Bug #16181
closedreturn from a proc in a module/class body returns out of script. Should be LJE.
Description
return is not allowed from class/module body. But if we insert a return into a block then we can invoke the block then it returns all the way out of the script. This has to be accidental behavior doesn't it? I believe the case below should end up as a LocalJumpError:
class Foo
proc { return }.call
end
puts "NEVER SEEN"
This behavior started some time in 2.5 (it used to be an LJE).
Updated by jeremyevans0 (Jeremy Evans) over 4 years ago
It looked into this behavior, which started in Ruby 2.4 (when top level return started being allowed).
return
not being allowed directly in class/module body is a parse error, because the parser knows that it cannot be valid. However, you cannot have the behavior inside of a block inside of class/module be a parse error, because you do not know how the block will be evaluated:
class Foo
alias proc lambda
proc { return }.call
end
puts "NEVER SEEN"
Similarly, though this operates as a top level return, the warning for top level return with argument does not take effect, because the compiler doesn't know it will operate as a top level return:
class Foo
proc { return 1 }.call # no top level return with argument warning
end
puts "NEVER SEEN"
I don't think the compiler has enough information to handle this correctly, because it doesn't know at compilation time whether the block will be executed as a proc or as a lambda.

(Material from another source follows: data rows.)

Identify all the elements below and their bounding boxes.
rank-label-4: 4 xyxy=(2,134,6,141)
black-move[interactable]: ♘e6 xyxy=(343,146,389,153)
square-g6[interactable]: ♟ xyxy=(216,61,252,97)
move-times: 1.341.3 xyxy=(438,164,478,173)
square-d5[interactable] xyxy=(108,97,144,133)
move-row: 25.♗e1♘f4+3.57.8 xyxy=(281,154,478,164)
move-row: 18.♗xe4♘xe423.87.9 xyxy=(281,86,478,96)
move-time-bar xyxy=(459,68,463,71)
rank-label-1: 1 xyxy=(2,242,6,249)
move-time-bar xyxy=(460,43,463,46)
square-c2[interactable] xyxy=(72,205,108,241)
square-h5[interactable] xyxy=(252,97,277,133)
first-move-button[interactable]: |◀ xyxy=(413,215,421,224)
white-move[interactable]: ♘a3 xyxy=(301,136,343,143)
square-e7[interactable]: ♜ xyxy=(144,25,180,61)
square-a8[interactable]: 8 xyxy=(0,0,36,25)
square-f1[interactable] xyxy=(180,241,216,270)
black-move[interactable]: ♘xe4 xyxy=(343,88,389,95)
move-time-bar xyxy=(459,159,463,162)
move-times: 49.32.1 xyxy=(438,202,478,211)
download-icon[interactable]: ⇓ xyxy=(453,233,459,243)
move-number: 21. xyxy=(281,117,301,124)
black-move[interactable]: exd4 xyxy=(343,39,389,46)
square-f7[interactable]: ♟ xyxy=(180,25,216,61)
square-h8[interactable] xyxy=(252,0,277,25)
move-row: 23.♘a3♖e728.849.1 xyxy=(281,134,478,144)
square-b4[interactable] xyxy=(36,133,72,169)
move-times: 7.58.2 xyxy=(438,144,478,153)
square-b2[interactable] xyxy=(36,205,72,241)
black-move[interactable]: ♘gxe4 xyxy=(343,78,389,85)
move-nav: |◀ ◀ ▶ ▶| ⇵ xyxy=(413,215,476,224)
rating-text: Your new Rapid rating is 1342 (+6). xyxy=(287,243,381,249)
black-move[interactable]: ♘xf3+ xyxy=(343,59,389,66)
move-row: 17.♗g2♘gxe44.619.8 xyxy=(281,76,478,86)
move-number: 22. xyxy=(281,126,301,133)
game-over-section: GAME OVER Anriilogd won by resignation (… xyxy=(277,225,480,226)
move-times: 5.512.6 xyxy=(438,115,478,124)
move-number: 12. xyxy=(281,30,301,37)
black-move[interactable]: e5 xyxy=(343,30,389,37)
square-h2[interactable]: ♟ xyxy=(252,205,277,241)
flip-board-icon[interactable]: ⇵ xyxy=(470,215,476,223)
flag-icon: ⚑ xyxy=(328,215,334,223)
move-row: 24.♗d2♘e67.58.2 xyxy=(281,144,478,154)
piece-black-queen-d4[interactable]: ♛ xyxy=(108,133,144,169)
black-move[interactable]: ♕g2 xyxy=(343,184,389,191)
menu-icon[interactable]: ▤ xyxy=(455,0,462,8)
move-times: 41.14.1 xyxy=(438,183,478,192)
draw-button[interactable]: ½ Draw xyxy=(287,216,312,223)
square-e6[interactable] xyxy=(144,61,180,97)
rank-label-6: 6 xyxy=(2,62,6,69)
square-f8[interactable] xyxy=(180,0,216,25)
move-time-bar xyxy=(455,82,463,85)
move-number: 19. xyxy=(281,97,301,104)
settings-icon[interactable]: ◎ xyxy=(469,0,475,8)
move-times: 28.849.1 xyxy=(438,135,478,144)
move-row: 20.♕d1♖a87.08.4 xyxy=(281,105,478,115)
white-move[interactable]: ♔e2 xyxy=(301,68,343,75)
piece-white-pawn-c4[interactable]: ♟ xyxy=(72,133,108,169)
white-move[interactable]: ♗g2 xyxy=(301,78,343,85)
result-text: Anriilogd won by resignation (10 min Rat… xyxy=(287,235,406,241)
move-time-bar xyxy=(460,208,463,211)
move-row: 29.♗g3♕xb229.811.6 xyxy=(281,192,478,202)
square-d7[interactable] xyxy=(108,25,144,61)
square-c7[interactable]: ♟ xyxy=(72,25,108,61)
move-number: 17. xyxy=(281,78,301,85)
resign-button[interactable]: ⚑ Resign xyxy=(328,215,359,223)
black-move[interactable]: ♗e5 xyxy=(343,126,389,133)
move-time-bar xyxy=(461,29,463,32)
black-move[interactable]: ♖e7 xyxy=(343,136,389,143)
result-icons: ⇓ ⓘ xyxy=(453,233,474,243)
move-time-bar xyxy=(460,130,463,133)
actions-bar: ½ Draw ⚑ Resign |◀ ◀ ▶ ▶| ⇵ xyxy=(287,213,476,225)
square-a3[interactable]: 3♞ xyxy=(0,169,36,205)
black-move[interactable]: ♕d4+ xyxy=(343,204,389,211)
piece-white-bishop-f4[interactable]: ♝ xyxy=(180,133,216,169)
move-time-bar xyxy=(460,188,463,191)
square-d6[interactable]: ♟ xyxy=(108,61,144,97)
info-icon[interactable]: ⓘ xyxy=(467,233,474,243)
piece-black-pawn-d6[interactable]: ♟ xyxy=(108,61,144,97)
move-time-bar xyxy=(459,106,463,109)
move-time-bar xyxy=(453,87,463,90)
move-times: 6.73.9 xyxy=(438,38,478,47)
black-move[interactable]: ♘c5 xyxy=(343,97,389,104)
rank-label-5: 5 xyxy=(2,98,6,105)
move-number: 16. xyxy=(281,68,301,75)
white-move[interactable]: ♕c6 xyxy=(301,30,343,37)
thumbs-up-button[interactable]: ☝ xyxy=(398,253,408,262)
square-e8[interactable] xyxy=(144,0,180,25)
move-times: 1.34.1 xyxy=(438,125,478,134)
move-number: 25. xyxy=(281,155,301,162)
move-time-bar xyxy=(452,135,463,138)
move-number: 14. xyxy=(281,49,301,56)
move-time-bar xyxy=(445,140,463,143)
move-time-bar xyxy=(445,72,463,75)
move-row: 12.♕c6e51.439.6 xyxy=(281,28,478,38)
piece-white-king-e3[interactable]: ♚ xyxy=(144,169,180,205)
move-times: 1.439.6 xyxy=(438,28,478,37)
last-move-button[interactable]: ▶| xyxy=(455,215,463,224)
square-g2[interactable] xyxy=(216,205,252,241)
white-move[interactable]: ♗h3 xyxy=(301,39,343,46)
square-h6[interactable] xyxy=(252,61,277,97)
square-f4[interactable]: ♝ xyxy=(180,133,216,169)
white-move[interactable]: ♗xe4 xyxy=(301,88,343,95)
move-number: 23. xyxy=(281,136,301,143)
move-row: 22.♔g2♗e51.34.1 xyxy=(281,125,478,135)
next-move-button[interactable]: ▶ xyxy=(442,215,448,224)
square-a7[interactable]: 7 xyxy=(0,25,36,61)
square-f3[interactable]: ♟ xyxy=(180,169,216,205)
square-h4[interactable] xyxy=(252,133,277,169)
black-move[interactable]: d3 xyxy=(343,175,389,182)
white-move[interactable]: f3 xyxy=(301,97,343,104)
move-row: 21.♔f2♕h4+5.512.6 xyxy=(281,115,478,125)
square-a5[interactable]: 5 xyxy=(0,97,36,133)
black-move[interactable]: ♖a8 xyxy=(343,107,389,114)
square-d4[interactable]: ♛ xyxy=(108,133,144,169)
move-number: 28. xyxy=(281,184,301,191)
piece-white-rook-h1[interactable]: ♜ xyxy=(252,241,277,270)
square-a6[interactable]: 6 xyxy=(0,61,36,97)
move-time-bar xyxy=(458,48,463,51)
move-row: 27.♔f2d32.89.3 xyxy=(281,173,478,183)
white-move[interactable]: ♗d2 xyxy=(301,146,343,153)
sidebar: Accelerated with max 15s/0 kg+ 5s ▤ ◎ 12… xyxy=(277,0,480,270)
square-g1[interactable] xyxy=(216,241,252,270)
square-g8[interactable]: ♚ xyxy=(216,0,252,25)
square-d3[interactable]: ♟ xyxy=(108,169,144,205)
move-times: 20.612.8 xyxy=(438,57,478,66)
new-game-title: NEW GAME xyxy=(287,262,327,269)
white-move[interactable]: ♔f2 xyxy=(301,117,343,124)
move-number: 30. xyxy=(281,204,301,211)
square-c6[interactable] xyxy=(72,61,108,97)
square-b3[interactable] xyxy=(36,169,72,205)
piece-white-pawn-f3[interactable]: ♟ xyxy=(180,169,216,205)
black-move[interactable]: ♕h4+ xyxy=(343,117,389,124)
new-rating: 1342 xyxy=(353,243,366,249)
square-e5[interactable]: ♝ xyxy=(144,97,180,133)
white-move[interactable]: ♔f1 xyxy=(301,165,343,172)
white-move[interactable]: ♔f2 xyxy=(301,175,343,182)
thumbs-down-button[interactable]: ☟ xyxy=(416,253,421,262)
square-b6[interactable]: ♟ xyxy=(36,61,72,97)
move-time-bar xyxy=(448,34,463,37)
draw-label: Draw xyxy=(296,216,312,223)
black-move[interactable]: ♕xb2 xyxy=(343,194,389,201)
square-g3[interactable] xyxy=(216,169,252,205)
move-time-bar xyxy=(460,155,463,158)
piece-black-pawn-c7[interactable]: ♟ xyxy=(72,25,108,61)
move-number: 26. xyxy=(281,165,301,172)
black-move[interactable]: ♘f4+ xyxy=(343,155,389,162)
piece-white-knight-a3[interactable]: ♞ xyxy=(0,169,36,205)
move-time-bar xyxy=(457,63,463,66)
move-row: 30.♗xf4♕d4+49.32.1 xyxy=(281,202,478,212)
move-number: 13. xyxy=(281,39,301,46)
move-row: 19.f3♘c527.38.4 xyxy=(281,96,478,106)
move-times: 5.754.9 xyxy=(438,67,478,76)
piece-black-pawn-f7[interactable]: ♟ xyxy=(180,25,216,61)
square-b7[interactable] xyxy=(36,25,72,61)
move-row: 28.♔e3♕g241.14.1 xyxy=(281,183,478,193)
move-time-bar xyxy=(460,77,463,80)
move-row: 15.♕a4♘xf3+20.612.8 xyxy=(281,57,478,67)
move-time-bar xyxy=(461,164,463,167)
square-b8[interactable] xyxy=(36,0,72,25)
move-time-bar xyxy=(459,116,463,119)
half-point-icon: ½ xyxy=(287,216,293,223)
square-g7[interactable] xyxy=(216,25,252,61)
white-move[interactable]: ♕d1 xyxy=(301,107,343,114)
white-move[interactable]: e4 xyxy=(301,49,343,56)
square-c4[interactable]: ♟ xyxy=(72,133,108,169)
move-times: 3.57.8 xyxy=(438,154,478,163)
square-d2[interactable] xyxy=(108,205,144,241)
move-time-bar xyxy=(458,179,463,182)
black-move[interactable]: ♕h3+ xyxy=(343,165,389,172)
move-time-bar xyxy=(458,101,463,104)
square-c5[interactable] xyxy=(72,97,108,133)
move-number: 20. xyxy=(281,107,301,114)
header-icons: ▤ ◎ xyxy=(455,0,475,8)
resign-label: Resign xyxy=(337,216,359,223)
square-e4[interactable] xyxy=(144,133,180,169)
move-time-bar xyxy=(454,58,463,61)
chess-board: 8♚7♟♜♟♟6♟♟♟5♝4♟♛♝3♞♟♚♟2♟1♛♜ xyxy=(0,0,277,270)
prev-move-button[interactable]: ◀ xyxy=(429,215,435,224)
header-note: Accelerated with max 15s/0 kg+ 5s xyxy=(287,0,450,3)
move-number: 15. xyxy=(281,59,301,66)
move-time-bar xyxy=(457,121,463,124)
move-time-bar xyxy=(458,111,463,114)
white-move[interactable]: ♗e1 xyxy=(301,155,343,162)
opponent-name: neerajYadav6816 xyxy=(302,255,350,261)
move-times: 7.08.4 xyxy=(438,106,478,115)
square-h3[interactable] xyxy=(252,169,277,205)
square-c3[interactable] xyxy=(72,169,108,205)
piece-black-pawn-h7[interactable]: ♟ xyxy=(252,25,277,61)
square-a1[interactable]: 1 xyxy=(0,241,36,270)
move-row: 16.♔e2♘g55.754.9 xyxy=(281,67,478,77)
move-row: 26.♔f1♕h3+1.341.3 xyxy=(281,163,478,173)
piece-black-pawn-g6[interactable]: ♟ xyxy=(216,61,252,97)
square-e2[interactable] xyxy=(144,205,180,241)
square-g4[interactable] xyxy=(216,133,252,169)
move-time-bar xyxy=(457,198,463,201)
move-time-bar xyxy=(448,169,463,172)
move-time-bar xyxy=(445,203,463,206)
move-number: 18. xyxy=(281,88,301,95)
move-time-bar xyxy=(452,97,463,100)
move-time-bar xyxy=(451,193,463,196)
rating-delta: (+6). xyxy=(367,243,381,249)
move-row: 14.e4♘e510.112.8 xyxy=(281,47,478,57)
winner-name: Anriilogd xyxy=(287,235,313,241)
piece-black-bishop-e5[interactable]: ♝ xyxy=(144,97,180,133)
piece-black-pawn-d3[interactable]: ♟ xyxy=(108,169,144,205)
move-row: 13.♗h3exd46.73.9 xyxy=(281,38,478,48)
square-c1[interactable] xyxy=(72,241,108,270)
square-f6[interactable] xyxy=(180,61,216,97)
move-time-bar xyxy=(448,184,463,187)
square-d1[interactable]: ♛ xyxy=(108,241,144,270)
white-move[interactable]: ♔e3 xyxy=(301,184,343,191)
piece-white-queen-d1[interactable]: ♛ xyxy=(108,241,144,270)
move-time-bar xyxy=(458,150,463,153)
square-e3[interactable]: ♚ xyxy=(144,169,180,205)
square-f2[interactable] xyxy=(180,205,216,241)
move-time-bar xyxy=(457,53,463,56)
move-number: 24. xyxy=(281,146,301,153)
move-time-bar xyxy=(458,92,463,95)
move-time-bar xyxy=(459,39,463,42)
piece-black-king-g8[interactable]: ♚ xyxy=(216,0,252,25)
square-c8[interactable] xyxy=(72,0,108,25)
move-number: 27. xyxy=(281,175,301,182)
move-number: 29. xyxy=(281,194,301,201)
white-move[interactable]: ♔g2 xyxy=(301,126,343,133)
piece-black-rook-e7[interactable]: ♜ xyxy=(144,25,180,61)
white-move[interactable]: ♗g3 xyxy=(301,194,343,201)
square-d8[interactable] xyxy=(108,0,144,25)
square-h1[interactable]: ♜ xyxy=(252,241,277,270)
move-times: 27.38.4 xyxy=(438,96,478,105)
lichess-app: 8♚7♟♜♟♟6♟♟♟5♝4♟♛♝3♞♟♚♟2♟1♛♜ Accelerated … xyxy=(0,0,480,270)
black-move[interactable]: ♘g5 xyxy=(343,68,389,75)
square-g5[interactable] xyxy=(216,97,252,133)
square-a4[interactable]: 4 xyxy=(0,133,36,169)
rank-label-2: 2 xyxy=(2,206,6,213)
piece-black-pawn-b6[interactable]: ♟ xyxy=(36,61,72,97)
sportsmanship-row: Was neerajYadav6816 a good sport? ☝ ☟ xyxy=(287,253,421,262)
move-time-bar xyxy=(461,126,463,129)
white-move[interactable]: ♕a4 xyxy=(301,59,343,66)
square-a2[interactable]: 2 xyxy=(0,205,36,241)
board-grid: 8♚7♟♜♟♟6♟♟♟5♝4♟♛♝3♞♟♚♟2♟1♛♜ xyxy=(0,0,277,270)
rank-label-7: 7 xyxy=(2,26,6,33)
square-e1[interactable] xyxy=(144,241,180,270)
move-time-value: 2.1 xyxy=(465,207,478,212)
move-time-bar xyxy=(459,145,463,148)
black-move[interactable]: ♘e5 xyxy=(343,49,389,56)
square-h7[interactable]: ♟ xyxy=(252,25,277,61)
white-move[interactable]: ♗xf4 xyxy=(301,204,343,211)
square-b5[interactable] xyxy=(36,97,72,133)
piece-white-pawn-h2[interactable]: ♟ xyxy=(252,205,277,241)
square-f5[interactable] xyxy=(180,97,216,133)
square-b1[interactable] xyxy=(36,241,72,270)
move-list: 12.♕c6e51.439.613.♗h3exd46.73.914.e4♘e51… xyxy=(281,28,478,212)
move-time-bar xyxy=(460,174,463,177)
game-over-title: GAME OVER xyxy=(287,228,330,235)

I do agree that a LocalJumpError is the most appropriate way to handle this.
Updated by enebo (Thomas Enebo) over 4 years ago
I agree this is impossible to be done by parser or at iseq generation time. It must be done when return is invoked.

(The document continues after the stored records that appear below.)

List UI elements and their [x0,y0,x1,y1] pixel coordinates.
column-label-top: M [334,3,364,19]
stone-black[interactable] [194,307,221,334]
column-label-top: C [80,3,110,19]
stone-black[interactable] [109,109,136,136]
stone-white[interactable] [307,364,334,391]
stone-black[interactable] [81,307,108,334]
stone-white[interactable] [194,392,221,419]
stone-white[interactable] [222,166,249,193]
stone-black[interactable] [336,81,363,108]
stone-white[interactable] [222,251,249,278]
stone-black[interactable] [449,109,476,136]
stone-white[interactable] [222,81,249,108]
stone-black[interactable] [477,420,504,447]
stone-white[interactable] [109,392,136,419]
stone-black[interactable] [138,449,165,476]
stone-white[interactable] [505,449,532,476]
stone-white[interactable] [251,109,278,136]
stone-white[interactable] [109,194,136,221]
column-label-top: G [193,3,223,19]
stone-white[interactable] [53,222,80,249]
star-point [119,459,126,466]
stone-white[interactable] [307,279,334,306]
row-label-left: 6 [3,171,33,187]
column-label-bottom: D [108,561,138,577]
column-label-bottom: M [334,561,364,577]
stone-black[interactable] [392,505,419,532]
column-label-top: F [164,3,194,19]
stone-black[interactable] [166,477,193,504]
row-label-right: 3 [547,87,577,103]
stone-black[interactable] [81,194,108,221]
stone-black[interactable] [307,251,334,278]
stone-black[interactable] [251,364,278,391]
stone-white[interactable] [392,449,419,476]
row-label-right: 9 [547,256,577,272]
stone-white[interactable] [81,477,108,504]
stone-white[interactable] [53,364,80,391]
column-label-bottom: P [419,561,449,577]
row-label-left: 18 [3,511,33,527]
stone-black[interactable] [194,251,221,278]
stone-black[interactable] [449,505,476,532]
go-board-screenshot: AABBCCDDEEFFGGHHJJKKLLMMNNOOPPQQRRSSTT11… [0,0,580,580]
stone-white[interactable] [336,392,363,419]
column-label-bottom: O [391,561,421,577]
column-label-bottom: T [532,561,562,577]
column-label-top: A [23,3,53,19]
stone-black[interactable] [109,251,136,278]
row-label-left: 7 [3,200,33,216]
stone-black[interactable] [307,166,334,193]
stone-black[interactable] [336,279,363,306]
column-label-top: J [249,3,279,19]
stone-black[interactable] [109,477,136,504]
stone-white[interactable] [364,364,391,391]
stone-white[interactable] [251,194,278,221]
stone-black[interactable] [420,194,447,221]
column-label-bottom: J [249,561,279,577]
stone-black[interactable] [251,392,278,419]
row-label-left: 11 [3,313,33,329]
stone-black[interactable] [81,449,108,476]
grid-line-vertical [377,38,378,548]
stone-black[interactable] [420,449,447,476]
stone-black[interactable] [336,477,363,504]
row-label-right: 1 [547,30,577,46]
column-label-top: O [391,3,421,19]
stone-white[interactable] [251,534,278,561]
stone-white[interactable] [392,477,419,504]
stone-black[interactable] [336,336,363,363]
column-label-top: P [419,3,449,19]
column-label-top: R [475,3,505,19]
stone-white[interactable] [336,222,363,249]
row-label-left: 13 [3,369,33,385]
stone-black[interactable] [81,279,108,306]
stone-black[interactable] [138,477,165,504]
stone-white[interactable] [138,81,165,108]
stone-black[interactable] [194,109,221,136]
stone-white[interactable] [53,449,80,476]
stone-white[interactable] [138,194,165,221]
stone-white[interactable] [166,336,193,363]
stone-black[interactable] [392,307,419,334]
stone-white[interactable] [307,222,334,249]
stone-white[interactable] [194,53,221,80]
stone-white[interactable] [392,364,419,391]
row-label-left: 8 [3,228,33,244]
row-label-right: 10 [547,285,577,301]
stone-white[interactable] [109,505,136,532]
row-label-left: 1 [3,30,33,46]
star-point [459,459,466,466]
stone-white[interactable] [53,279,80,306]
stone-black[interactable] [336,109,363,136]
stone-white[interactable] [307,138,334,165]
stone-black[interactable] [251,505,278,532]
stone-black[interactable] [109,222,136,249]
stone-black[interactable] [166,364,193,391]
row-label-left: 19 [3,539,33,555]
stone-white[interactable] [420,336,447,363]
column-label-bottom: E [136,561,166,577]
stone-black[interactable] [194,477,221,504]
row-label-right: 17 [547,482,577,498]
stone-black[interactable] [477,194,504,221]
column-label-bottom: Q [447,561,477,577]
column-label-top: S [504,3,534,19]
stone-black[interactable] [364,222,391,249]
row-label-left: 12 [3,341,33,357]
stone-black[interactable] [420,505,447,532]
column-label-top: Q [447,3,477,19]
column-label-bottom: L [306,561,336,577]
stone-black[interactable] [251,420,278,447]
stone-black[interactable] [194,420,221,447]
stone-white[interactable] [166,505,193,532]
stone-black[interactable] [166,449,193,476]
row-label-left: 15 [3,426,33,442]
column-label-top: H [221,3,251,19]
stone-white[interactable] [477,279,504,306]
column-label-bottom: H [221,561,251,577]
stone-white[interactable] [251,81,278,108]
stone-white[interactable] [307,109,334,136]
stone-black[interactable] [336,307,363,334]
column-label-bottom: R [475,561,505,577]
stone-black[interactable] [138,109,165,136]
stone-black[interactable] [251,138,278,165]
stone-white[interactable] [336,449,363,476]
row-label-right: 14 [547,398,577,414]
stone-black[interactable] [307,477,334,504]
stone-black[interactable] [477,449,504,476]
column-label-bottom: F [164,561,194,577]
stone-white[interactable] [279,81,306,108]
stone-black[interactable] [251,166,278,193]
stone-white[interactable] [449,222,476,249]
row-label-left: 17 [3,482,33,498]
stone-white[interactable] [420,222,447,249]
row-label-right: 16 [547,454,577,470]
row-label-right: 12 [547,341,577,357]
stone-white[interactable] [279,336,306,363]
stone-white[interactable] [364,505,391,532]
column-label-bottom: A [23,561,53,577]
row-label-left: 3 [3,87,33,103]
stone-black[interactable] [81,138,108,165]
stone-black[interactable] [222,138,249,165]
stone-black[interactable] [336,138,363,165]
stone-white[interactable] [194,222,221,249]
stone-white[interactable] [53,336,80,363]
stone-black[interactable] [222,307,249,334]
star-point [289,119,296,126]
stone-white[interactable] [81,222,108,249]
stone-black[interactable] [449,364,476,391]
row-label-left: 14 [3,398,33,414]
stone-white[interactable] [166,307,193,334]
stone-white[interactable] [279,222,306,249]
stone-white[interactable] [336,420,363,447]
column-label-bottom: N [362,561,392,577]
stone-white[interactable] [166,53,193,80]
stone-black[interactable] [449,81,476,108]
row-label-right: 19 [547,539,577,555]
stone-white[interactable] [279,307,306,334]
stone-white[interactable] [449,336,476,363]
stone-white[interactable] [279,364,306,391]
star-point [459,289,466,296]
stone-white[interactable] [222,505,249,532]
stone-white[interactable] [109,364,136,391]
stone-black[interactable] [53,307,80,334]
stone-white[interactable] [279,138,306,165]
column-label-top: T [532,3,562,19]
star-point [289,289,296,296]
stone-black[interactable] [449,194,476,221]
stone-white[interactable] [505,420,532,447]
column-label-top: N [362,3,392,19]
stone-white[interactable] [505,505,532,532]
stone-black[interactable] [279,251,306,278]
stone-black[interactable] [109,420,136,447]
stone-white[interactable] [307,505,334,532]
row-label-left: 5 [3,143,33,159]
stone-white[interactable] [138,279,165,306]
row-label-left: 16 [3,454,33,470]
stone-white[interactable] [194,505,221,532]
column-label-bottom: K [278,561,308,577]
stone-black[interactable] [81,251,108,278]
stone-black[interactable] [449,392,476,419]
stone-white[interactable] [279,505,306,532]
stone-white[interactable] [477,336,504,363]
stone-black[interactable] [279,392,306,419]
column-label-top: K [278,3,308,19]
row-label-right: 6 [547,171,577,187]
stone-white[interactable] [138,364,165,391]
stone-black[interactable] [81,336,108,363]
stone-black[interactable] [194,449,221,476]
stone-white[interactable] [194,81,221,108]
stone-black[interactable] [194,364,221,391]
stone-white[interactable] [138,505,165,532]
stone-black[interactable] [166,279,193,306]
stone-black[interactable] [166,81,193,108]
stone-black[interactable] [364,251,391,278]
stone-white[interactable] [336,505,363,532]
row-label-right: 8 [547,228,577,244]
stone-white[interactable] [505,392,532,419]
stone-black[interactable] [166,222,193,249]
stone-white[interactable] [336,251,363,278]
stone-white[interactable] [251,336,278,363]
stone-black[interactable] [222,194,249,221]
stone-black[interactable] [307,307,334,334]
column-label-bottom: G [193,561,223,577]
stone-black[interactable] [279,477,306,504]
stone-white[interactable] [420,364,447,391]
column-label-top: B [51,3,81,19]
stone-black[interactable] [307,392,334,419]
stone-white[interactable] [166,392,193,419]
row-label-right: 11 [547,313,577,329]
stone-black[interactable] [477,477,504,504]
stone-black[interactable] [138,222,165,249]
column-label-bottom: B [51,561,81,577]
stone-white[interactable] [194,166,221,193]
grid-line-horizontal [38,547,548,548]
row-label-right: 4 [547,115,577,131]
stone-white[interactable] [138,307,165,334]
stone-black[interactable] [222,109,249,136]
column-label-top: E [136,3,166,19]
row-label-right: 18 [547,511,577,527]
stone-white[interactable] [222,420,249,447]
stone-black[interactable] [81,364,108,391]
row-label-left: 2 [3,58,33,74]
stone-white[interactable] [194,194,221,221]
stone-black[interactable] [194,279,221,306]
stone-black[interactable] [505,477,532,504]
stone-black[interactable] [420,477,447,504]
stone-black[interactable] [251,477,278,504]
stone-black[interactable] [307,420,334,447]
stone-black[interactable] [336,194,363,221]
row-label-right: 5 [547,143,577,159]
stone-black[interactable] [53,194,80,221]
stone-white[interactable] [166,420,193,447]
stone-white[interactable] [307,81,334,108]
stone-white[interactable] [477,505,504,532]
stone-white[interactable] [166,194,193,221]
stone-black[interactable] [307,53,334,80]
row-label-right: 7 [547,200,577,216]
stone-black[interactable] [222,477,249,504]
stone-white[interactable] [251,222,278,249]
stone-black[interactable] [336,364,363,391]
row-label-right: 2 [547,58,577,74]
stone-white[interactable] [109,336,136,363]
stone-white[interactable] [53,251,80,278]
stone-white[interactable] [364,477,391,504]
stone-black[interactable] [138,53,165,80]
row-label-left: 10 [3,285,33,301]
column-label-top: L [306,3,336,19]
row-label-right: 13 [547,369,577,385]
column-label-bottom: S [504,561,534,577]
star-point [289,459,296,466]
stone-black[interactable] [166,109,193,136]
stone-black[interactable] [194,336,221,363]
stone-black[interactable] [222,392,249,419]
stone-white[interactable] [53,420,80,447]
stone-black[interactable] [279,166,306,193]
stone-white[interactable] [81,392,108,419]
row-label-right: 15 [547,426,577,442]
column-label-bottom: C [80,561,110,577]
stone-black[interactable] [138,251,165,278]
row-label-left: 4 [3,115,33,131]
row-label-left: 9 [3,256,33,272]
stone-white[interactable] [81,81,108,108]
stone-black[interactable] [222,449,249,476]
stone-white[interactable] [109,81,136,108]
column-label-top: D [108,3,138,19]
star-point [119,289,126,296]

JRuby will return LocalJumpError for this for 9.2.9.0. It also had from 9.2.6.0 and earlier.
As a runtime LJE we know lexically it is defined within a module/class and we can also look up stack to see if it has migrated or not (I assume MRI has even more flexibility in this than JRuby does). Similarly we know it is a lambda or not at that point so that is not really a problem at runtime.
Jeremy, since you are only person who has looked would you say semantically this should be some error vs silently only executing part of a file?

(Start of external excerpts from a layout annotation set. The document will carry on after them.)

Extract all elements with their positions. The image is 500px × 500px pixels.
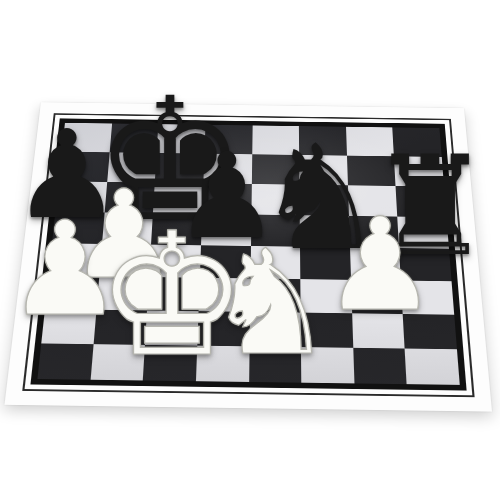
square-a1[interactable] bbox=[37, 343, 93, 379]
square-g1[interactable] bbox=[353, 348, 407, 384]
square-h1[interactable] bbox=[405, 349, 460, 385]
piece-white-pawn[interactable]: ♟ bbox=[323, 201, 438, 329]
chessboard-photo: ♟♚♟♞♜♟♟♟♚♞ bbox=[0, 0, 500, 500]
piece-white-knight[interactable]: ♞ bbox=[205, 230, 335, 375]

Updated by jeremyevans0 (Jeremy Evans) over 4 years ago
enebo (Thomas Enebo) wrote:
Jeremy, since you are only person who has looked would you say semantically this should be some error vs silently only executing part of a file?
I believe if return
directly inside class
/module
is an error, return
inside proc
inside class
/module
should also be an error. Since it cannot be a compile time error, it should be a runtime error (LocalJumpError
).
Alternatively, we start to allow return
inside class
/module
, and then the current behavior for return
inside proc
inside class
/module
makes sense.
Updated by enebo (Thomas Enebo) over 4 years ago
Ok cool. Let's hope we get some more consensus on this. I don't like deviating from MRI in behavior so I hope to see more come to the same conclusion.
Updated by jeremyevans0 (Jeremy Evans) over 4 years ago
I've added a pull request that makes return
in proc
in class
/module
a LocalJumpError
: https://github.com/ruby/ruby/pull/2511
Updated by enebo (Thomas Enebo) over 4 years ago
I added a comment about removing the pre 2.7 spec as it is unintended behavior.
Updated by jeremyevans0 (Jeremy Evans) over 4 years ago
- Status changed from Open to Closed
Fixed by ef697388becedf36966a2edcdcf88baca342b9e2.